Sem saudade da esculhambation

por Doris Dias

Quando escrevo para Aventura de Ler, costumo ocupar (sem grandes méritos, é verdade) a seção leitura, que atualmente está sendo melhor usada na divulgação das obras literárias que foram expostas de forma criativa no pavilhão brasileiro da Feira do Livro de Frankfurt – a maior do gênero no mundo.

Visitei a feira pela primeira vez e tudo que vi me trouxe insights que acho melhor comentar neste blog – mais apropriado para achismos despretensiosos que vou tentar não fazer descartáveis.  Minha autocrítica sobra da leitura de certas colunas semanais que nem sempre são ocupadas por informação relevante, mas por impressões mais ou menos interessáveis – como o texto do Daniel Galera sobre sua chegada ao mesmo evento, publicado no espaço que assina no jornal O Globo às segundas e que você pode ler aqui.

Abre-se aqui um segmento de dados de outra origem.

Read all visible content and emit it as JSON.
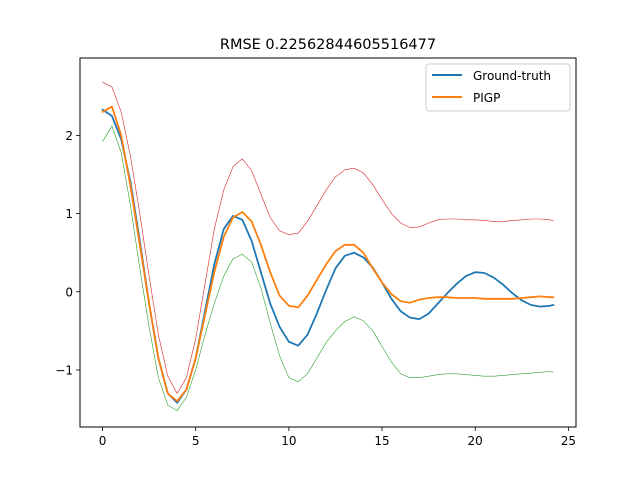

Visão parcial do Pavilhão do Brasil na Feira do Livro de Frankfurt


Se já leu, posso dizer que a frase que mais me interessou foi a que comenta o silêncio assustador de Frankfurt.  Por que assustador?  Por que não estranho ou revelador? Lembro então do que aconteceu a uma amiga psicanalista que ao visitar Tóquio e se hospedar no mesmo hotel do filme Encontros e Desencontros, situado nos andares mais altos de um prédio de 233 metros de altura, abriu uma das janelas à prova de som do quarto e deparou-se com um silêncio incompatível com a cena ofuscante de uma das cidades mais movimentadas do planeta.  Achou que estava tendo uma crise de disritmia, com o ritmo do cérebro ralentando e provocando uma sensação que é das mais aflitivas (só perde para o ataque de pânico).  Pensou que havia algo de errado com ela quando o problema é inteiramente nosso.  Falamos muito e alto demais. Estamos acostumados a provocar barulho. Bastam dois pares de brasileiros num restaurante apinhado de alemães para que nenhum outro som seja ouvido. Não achamos bonito (sabemos que é resultado da nossa generalizada falta de civilidade), mas sentimos a ausência da nossa própria zoeira como se fosse uma pane em um de nossos sentidos.  Justo aquele que deveria ser melhor calibrado para dar espaço ao Outro.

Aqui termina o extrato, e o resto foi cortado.